Japan Week aims to give students and communities the opportunity to obtain a better understanding of Japanese culture and demonstrate the University’s commitment to building bridges between cultures and bringing together people of different customs, religions and ethnic backgrounds. Japan Week seeks to continue to promote diversity and unity and hopes that participants will become leaders in a flourishing dialogue between Japan and the United States and will work towards building a more peaceful global community.
This year’s Japan Week program was planned and will be hosted by the Department of Languages, Literatures and Cultures, chaired by Shigeru Osuka, professor of Asian Studies. Starting preparations in January, Osuka began working with the Japan Week committee and students for ideas and planning.
“We looked at current society and related it to the topic in Japan,” Osuka said. “It is very important to integrate between academic curriculum and cultural events to understand forging society. Therefore, the department is providing an opportunity our students to participate first-hand experiences in different cultural events.”
Though Japan Week has been at Seton Hall for 21 years, each year aims to differ from past celebrations.
This year, history professor Anne Giblin Gedacht organized the event on ramen noodles. Professor Kyoko Takamatsu from the Japanese Program organized the tour of Kyoto, games of Karuta, a traditional card game, and an opportunity for participants to make their own Japanese-style parfait.

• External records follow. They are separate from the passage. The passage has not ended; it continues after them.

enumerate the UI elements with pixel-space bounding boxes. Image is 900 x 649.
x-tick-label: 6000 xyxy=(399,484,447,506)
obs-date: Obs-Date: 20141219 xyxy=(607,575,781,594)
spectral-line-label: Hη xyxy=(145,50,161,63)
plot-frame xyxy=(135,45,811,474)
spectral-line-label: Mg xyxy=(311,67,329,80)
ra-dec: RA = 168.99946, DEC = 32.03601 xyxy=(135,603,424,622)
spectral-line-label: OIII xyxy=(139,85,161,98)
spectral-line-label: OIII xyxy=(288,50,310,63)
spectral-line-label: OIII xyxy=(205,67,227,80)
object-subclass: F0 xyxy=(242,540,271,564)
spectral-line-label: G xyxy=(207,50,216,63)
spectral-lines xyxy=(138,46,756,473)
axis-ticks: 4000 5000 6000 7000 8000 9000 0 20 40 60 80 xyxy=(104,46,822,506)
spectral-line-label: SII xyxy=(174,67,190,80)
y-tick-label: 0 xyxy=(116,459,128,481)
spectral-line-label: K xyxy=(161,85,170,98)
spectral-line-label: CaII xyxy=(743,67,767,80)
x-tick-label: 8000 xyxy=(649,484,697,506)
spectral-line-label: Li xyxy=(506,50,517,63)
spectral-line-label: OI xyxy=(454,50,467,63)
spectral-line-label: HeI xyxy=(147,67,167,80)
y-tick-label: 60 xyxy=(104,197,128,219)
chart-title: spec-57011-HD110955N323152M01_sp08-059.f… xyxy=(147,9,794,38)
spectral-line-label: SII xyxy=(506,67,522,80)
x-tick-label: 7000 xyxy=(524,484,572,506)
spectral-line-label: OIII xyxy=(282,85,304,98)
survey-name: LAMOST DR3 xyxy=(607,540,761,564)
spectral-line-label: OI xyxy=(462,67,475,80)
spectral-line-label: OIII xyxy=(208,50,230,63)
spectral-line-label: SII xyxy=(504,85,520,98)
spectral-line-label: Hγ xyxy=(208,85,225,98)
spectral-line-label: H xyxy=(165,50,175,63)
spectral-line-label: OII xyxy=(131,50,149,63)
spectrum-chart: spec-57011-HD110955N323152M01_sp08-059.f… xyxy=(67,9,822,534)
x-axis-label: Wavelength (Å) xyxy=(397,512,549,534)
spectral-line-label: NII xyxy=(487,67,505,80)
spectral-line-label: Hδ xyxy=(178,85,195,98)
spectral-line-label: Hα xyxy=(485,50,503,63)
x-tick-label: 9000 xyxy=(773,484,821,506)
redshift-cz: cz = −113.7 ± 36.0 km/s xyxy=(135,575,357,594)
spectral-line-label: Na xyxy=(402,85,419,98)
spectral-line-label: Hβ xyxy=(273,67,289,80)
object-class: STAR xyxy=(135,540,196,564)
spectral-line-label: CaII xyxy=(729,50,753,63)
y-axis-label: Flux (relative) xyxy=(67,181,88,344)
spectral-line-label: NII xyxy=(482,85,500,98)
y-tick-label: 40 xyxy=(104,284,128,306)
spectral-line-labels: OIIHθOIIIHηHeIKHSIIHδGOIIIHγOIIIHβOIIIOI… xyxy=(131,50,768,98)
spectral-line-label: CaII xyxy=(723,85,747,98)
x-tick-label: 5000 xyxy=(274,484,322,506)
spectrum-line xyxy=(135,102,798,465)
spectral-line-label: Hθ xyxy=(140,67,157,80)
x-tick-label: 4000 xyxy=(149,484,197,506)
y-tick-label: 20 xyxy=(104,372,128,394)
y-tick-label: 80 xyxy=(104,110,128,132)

Despite these new additions, Japan Week continue to have its popular programs like the Cosplay Contest, Japanese Language and Digital Storytelling Awards Ceremony and the Annual Graduate Student and Scholar-Teacher Symposium on Japanese Studies.
Adeline Fagel, a senior Asian studies major, has had an active role in the planning process.
“As Secretary of the Asian Cultural Association (ACA), I’ve attended E-board meetings to come up with the ACA sponsored events this year, which are the Kendama Play & Experience and Karaoke Night events,” Fagel said. “With the other E-board members, we discussed logistics and our financial budget for the materials, refreshments and prizes.”
Alecia Mobley, a senior broadcasting and visual media major, expressed her interest in this year’s Japan Week.
“I am excited for to the SHU Cosplay Contest. I can’t wait to see everyone’s costumes,” Mobley said. “I really appreciate Japan Week’s efforts to expose SHU students to different aspects of Japanese culture.”
All nine events are open to the public and free of charge.